Yes. Atlan MCP exposes 29 tools across 8 categories. Read tools — semantic_search, get_assets, traverse_lineage, resolve_metadata, and others — deliver catalog context at query time. But the same connection supports write operations: agents can update descriptions, apply or remove classification tags with optional downstream propagation through lineage, set certification status, create glossary terms, and manage announcements — all from within the AI tool conversation. Every change is marked as "Updated using Atlan AI" in the audit trail. Admin tools for data quality rules and custom metadata schemas require Atlan admin permissions.

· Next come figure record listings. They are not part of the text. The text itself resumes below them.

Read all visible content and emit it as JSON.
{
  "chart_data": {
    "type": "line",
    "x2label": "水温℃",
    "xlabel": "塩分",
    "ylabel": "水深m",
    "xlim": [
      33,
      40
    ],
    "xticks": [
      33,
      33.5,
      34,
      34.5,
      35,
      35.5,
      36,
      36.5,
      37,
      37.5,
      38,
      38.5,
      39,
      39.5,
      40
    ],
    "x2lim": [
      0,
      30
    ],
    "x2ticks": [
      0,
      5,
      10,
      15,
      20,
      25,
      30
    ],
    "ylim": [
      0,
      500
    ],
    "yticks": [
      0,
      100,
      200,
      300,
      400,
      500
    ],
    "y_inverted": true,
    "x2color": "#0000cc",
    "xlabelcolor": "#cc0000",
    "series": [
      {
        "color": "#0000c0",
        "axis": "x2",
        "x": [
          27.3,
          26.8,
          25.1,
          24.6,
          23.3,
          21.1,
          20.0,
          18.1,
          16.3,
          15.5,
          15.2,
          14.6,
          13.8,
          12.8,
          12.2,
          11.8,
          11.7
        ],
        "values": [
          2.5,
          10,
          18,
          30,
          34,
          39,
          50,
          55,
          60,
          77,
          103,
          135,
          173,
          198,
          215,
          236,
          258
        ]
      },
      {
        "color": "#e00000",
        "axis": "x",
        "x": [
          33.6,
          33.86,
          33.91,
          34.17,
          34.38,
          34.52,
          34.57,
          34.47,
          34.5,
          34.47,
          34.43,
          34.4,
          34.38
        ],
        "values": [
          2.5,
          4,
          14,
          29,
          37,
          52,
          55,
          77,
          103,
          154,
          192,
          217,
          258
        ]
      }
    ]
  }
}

No. Atlan MCP only delivers metadata — descriptions, lineage, ownership records, glossary terms, certification status, classification tags, and quality scores. Your actual row-level data does not pass through MCP. Metadata is retrieved in real time from Atlan's REST APIs with no intermediate caching, and neither your metadata nor your prompts are used by Atlan or its AI providers to train or fine-tune foundation models. All tool calls are logged as structured audit events with sensitive fields masked before storage.
Two options. OAuth (recommended for individuals) runs every call as the signed-in user — the same roles, personas, and access rules they have in Atlan apply automatically to every tool call, with no separate permissions to configure. API keys, generated from Admin Settings → API Keys/Tokens, are for service accounts and automation workflows like n8n and Windsurf. API key tokens scoped to multiple personas are rejected; service identities must operate within a single permission scope. Each Atlan tenant has a dedicated MCP server instance with no shared state between tenants.
No. Atlan hosts and manages the MCP server for every tenant at https://your-tenant.atlan.com/mcp — nothing to deploy, maintain, or scale on your side. Most tools (Cursor, VS Code, Claude Code, Snowflake Cortex) connect directly via HTTP with no intermediary. Tools that don't yet support native HTTP transport — Claude Desktop and Google ADK — use the open-source mcp-remote npm package as a local bridge to the same hosted endpoint; this requires Node.js 18+ installed locally.
Atlan's Context Agents continuously read from connected systems — query history, lineage signals, column usage, BI semantic models, and documentation — and update the context layer as things change. Atlan MCP retrieves metadata in real time from Atlan's REST APIs with no intermediate caching, so any enrichment Context Agents have applied is immediately available to every connected AI tool on the next query. There is no refresh cycle to manage and no stale cache to clear.
Yes. Atlan exposes context through multiple interfaces simultaneously — MCP, SQL, API, and Graph — so Cursor, a Snowflake Cortex agent, a custom Google ADK agent, and a Glean-powered copilot can all read from the same certified context source at the same time. Each tool connects via its preferred protocol. When the context layer updates, all of them get the update. This is how you avoid context sprawl — Cortex and your ADK agent stay in sync on the same version of "revenue."
Local MCP runs a context server on the developer's machine, requiring each user to manage their own connection and credentials. Remote MCP — Atlan's recommended deployment — runs the MCP server centrally, so every developer, every agent, and every tool connects to the same governed, current context layer without per-user setup. Context updates reach all connected tools immediately, rather than requiring each local instance to pull new context.